We should be proud of Labour’s LGBT+ agenda – but keep fighting for self-ID

We should be proud of Labour’s LGBT+ agenda – but keep fighting for self-ID, article by Lily Soaper LGBT+ Labour Co-Chair and Dylan Naylor LGBT+ Labour Trans officer


Earlier this year, I was proud to see LGBT+ Labour submit an extensive document to the National Policy Forum detailing how the next Labour government should improve the lives of LGBT+ people. Most importantly this set out our want for a de-medicalised statutory process of Self-ID for trans people.

Gender self-identification is not a new idea. Over 30 countries, territories and states have introduced it, including many of Labour’s worldwide sister parties. Despite arguments made by those who seek to hinder progress for our community, there is no evidence to suggest that women and girls are made less safe by introducing self-ID.

References to the dangers of ‘predatory men’, in relation to gender recognition law, mirrors both the behaviour of those engaged in the Conservative’s culture war and the slurs levelled against the LGBT+ community throughout our history.

Labour will bring progress, but its self-ID rowback is unacceptable

When a dog breed can be banned quicker than conversion therapy and hate crime against LGBTQ+ people continues to rise, it paints a clear message that this Conservative government isn’t working for LGBT+ people.

I know that under a Labour government, progress will be made. I am pleased that thanks to the efforts of our campaigning, Labour has committed to tackling anti-LGBT+ hate crimes, reducing the huge waiting-lists for LGBT+ inclusive healthcare, implementing a full, trans-inclusive ban on conversion therapy, and reforming the gender recognition act.

However, despite the commitments that have been made, it is unacceptable for the Labour Party to roll back on the promise to introduce a statutory form of self-ID. It is crucial that our party does not succumb to the pressure to water down commitments to achieve true equality for LGBT+ people.

Frustratingly, the battle for equality for our community has never been easy or quick, progress over the years has been incremental but we have never backed down and have always achieved progress in the end.
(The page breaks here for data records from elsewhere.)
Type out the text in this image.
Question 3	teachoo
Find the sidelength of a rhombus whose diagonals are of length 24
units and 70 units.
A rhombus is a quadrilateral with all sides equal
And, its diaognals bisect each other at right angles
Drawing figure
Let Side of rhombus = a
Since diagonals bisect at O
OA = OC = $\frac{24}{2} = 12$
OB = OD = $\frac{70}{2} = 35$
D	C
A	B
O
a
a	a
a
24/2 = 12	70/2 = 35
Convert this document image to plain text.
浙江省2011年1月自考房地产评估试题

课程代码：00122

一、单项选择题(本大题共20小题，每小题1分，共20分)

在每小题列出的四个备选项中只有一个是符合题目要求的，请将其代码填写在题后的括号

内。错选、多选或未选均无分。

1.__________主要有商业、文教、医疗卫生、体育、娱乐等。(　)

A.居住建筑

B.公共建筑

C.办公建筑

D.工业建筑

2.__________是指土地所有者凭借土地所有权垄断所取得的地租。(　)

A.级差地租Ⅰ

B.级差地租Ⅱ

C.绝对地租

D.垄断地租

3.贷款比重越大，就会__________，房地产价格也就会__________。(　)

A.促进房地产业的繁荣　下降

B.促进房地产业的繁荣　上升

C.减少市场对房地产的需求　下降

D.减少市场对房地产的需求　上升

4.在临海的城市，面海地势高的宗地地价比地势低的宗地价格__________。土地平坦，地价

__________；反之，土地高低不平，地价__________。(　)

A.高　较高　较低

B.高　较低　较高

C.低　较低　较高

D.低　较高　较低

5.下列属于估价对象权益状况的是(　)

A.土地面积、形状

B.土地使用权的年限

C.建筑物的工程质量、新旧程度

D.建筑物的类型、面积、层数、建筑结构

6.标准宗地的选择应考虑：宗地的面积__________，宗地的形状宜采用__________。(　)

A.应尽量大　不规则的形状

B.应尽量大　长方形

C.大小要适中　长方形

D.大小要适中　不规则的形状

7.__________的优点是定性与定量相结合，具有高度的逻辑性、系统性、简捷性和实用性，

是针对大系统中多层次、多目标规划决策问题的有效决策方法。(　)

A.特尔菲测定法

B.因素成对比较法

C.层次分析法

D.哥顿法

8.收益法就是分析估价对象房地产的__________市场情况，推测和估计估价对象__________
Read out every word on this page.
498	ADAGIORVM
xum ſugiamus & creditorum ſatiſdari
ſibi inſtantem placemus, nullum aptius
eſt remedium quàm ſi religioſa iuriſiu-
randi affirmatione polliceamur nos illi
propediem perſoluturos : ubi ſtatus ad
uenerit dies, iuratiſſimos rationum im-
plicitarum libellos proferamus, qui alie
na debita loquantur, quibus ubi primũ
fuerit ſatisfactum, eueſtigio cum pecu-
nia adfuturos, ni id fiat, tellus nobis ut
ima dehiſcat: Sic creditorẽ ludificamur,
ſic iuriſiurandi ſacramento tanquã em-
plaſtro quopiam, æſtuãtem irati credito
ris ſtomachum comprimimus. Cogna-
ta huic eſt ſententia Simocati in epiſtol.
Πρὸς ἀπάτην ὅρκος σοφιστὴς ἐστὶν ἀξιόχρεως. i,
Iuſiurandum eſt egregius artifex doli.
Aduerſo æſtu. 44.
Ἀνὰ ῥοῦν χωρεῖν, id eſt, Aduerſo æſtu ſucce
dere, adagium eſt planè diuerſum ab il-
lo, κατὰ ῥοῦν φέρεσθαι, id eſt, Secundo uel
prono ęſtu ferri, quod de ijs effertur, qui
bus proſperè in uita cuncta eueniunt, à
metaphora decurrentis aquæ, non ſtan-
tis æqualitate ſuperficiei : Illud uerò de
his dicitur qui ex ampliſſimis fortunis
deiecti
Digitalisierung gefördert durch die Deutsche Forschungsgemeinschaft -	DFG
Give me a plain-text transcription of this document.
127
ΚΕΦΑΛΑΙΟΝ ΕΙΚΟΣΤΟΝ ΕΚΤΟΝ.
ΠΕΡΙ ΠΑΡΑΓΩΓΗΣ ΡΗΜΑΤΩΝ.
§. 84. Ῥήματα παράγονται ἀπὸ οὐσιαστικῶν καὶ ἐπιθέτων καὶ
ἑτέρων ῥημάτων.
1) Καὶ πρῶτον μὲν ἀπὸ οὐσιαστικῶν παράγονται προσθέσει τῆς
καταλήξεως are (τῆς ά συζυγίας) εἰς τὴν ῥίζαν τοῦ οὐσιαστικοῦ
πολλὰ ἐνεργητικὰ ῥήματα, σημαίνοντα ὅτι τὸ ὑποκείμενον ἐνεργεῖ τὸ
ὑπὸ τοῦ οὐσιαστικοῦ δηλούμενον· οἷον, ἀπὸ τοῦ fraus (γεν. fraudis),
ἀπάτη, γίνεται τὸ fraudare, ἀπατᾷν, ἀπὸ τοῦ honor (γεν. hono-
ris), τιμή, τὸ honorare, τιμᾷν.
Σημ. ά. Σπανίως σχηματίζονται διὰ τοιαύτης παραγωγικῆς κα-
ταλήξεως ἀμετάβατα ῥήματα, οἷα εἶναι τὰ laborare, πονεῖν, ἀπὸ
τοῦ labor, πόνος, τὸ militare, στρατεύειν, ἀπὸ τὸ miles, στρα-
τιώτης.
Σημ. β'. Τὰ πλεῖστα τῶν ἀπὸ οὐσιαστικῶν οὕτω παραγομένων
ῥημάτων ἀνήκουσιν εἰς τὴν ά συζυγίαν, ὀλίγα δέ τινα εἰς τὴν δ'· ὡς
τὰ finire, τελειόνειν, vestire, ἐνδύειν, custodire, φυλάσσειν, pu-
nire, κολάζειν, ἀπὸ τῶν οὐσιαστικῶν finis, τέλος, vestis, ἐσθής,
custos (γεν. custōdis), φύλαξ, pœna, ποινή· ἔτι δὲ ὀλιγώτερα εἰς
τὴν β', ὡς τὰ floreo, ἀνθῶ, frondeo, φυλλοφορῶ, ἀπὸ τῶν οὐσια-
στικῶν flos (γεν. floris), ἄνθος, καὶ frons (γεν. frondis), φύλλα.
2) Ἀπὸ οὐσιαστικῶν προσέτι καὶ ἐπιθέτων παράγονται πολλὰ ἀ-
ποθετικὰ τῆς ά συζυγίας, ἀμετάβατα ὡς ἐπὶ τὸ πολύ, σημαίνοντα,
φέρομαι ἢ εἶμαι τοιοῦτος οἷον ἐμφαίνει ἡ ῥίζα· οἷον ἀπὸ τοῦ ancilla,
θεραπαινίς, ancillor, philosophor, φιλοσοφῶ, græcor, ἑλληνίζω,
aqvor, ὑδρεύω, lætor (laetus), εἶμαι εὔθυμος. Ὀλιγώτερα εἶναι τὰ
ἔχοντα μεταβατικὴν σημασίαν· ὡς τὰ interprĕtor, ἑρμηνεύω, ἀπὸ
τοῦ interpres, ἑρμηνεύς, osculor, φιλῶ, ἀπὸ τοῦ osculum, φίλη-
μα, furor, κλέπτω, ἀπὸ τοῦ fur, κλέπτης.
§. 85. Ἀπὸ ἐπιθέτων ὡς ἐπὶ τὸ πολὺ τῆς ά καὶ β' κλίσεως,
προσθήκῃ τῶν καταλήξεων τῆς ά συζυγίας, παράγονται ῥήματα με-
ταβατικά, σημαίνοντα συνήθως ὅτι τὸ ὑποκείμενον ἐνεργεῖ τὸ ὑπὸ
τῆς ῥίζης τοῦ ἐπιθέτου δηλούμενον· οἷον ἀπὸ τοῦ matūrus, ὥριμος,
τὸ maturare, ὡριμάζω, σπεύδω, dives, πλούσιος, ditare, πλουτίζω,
The changes proposed by Anneliese Dodds to the gender dysphoria diagnosis process in which the panel of doctors is replaced by just one is a step in the right direction, however, it is LGBT+ Labour’s belief that this process should not be medicalised.

I want to reiterate LGBT+ Labour’s commitment to continue to campaign for a de-medicalised statutory process of Self-ID for trans people.

My rights as a women and an LGBTQ+ person are not in conflict

The fight for Trans rights is not just a fight for part of the community but a fight for the heart of our community. As a lesbian, my rights as a woman and my rights as an LGBTQ+ person are not in conflict with each other but are just as important as each other.

The progress made by our trans siblings has allowed women like me to be able to reject the idea that women can only be defined by their biology and instead look to the complex nature behind womanhood.

It has also allowed us to recognize that womanhood is not just about biological ability, but also about the complex combination of our identities and experiences. It has been my trans friends who have helped me accept that as a lesbian I do not need to act or dress a certain way to fit the gender norms of a woman to express my womanhood and be comfortable in who I am.

Jo Cox was correct when she told the house in her maiden speech that we are far more united and have far more in common with each other than things that divide us. I know that there are many issues that affect both our trans siblings and cis women, like violence against women and girls, access to hormones, and healthcare.

Whilst people continue to seek to divide it hinders progress for all but when united we can tackle the biggest issues and the Labour Party should not be shying away from that challenge just like LGBT+ Labour will not shy away. The battle for true equality may well be slower than we would like but we’ll bank our successes, dust ourselves down, and keep pushing forward and fighting to achieve our ultimate aims.